Programmers love their editors. Considering we spend most of our work lives within an editor that is not surprising. Most of what we do is in plain text and our editors are geared to do very sophisticated things with text (
:g/^/m0 anyone?)
But occasionally we do have the requirement to view and edit binary files. This is common when experimenting with new data formats or checking corrupt data. So what's the best way to do this?
EMacs Hexl Mode
EMacs, as expected, has an excellent Hex mode for viewing binary dumps (
M-x hexl-mode):
Basic editing is also supported:
- Normal chars or
C-q<keystroke> can be used directly.
-
C-M-x,
C-M-o,
C-M-d will insert a given hex/octal/decimal value.

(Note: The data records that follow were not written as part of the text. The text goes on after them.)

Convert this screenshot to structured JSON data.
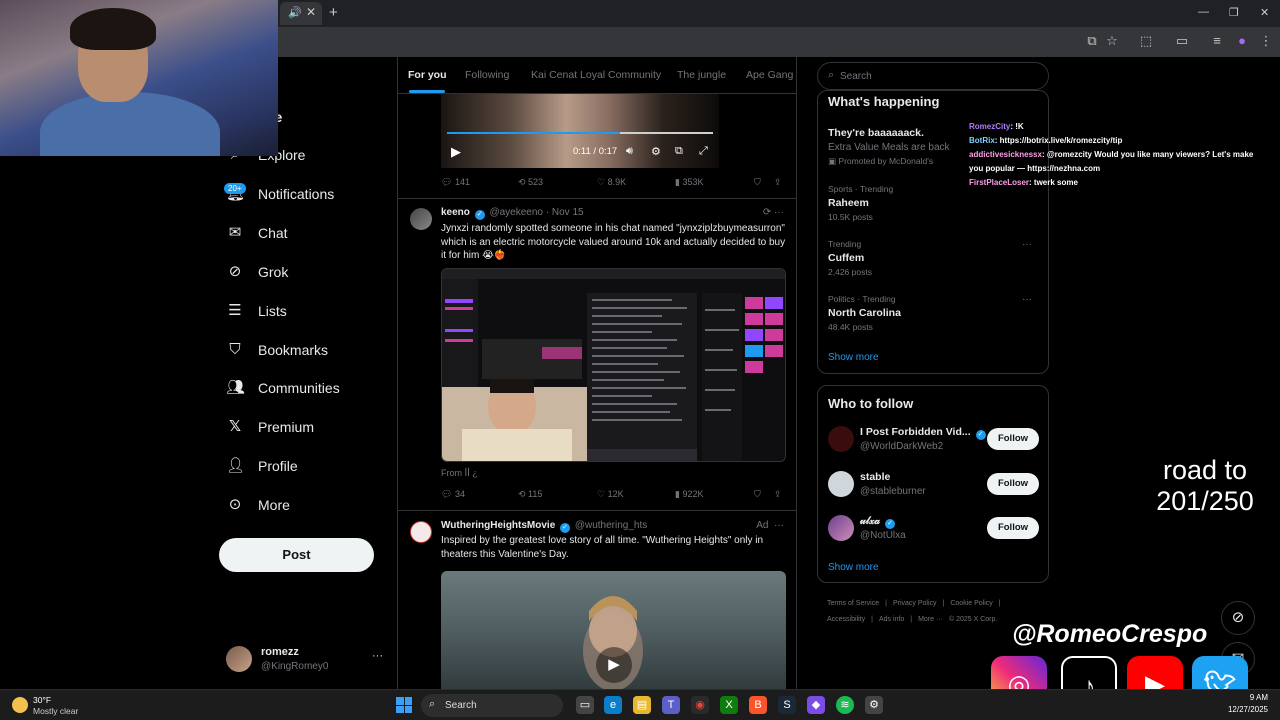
{
  "browser": {
    "tab_close": "✕",
    "new_tab": "+",
    "window_controls": [
      "—",
      "❐",
      "✕"
    ]
  },
  "left_nav": {
    "items": [
      {
        "label": "Home",
        "icon": "home-icon"
      },
      {
        "label": "Explore",
        "icon": "search-icon"
      },
      {
        "label": "Notifications",
        "icon": "bell-icon",
        "badge": "20+"
      },
      {
        "label": "Chat",
        "icon": "mail-icon"
      },
      {
        "label": "Grok",
        "icon": "grok-icon"
      },
      {
        "label": "Lists",
        "icon": "list-icon"
      },
      {
        "label": "Bookmarks",
        "icon": "bookmark-icon"
      },
      {
        "label": "Communities",
        "icon": "people-icon"
      },
      {
        "label": "Premium",
        "icon": "x-logo-icon"
      },
      {
        "label": "Profile",
        "icon": "person-icon"
      },
      {
        "label": "More",
        "icon": "more-circle-icon"
      }
    ],
    "home_visible": "me",
    "post_button": "Post",
    "account": {
      "name": "romezz",
      "handle": "@KingRomey0"
    }
  },
  "feed": {
    "tabs": [
      "For you",
      "Following",
      "Kai Cenat Loyal Community",
      "The jungle",
      "Ape Gang"
    ],
    "active_tab": "For you",
    "video1": {
      "time": "0:11 / 0:17",
      "progress": 0.65
    },
    "post1_actions": {
      "replies": "141",
      "reposts": "523",
      "likes": "8.9K",
      "views": "353K"
    },
    "post2": {
      "name": "keeno",
      "handle": "@ayekeeno",
      "date": "Nov 15",
      "text": "Jynxzi randomly spotted someone in his chat named \"jynxziplzbuymeasurron\" which is an electric motorcycle valued around 10k and actually decided to buy it for him 😭❤️‍🔥",
      "from": "From ꟾꟾ ¿",
      "actions": {
        "replies": "34",
        "reposts": "115",
        "likes": "12K",
        "views": "922K"
      }
    },
    "post3": {
      "name": "WutheringHeightsMovie",
      "handle": "@wuthering_hts",
      "ad": "Ad",
      "text": "Inspired by the greatest love story of all time. \"Wuthering Heights\" only in theaters this Valentine's Day."
    }
  },
  "right": {
    "search_placeholder": "Search",
    "whats_happening": "What's happening",
    "promo": {
      "title": "They're baaaaaack.",
      "subtitle": "Extra Value Meals are back",
      "promoted": "Promoted by McDonald's"
    },
    "trends": [
      {
        "context": "Sports · Trending",
        "title": "Raheem",
        "count": "10.5K posts"
      },
      {
        "context": "Trending",
        "title": "Cuffem",
        "count": "2,426 posts"
      },
      {
        "context": "Politics · Trending",
        "title": "North Carolina",
        "count": "48.4K posts"
      }
    ],
    "show_more": "Show more",
    "who_to_follow": "Who to follow",
    "follow_label": "Follow",
    "suggestions": [
      {
        "name": "I Post Forbidden Vid...",
        "handle": "@WorldDarkWeb2",
        "verified": true
      },
      {
        "name": "stable",
        "handle": "@stableburner",
        "verified": false
      },
      {
        "name": "𝓊𝓁𝓍𝒶",
        "handle": "@NotUlxa",
        "verified": true
      }
    ],
    "footer": [
      "Terms of Service",
      "|",
      "Privacy Policy",
      "|",
      "Cookie Policy",
      "|",
      "Accessibility",
      "|",
      "Ads info",
      "|",
      "More ···",
      "© 2025 X Corp."
    ]
  },
  "stream": {
    "chat": [
      {
        "user": "RomezCity",
        "msg": ": !K"
      },
      {
        "user": "BotRix",
        "msg": ": https://botrix.live/k/romezcity/tip"
      },
      {
        "user": "addictivesicknessx",
        "msg": ": @romezcity Would you like many viewers? Let's make you popular — https://nezhna.com"
      },
      {
        "user": "FirstPlaceLoser",
        "msg": ": twerk some"
      }
    ],
    "goal_line1": "road to",
    "goal_line2": "201/250",
    "streamer_name": "@RomeoCrespo"
  },
  "taskbar": {
    "temp": "30°F",
    "weather": "Mostly clear",
    "search": "Search",
    "time": "9 AM",
    "date": "12/27/2025"
  }
}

Great! EMacs gives us basic viewing and editing capabilities. This is enough for most purposes but for truly powerful editing capabilities read on...
Vim and xxd
xxd is a powerful tool for dealing with binary files textually. Vim, of course, allows us to integrate
xxd into our editing sessions and the combination works as a fantastic binary editor. It takes a tiny bit more work to set up but it's worth it!
Step 1: Start vim in binary mode:
vim -b <filename>
This tells vim not to do any clever tricks with our file.

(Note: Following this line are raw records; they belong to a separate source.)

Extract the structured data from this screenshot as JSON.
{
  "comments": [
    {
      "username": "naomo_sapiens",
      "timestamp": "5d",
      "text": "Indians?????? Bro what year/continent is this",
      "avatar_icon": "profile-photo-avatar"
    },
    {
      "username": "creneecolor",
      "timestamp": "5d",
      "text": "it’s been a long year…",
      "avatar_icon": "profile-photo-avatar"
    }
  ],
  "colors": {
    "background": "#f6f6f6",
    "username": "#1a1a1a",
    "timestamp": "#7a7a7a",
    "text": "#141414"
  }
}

Step 2: Lets see those unprintable characters in hex:
:se display=uhex
This step is not really needed but it's sometimes useful to get a feel of the data as a raw dump.
Step 3: Convert using xxd
This is the most important step. xxd allows us to convert to and from binary and text thus allowing us to edit the binary file as if it were text! Let's see basic editing first:
:%!xxd
Hmmm...all that and it finally just looks like EMacs hexl!

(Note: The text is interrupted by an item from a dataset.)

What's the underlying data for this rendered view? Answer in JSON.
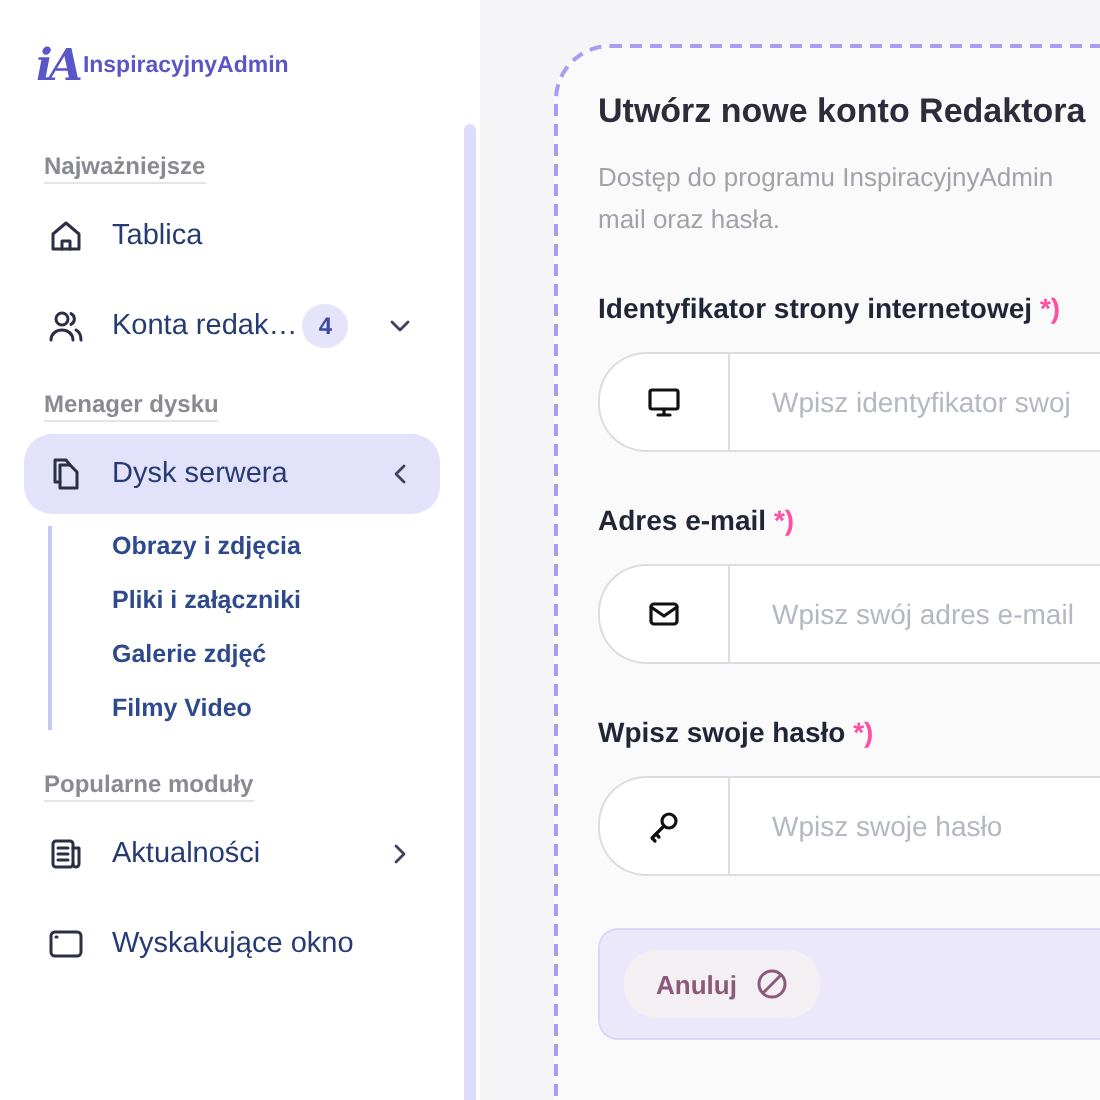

However, there is an important difference. Here we can add and remove lines which will actually change the size of the output. This was not possible in hexl and is actually very useful.
Step 4: Convert back to binary before saving and we're done!
:%!xxd -r
Note two important points:
- xxd only pays attention to the hex-dump section, thus you cannot edit the plain text (changes will be silently ignored when converting back).
- xxd pays attention to the line numbers at the beginning of each line. It will
lseek() to the correct position in the output file for each line. Hence, if you want to move data around, be careful not to move line numbers as well. xxd will fill gaps with null data.
Advanced Steps:
:%!xxd -p
:%!xxd -p -r
This gives us a "plain" dump that we can edit without worrying about line numbers or ascii characters. In order to map it with the hex dump we can use the same number of columns:
:%!xxd -p -c 16
:%!xxd -p -c 16 -r
This is helpful because we can see the line numbers we want to change in the basic dump then jump to the same line number in the "plain" dump and make our changes.
Conclusion
For simple editing of binary files use Emacs hexl, but for more advanced editing Vim+xxd is the way to go.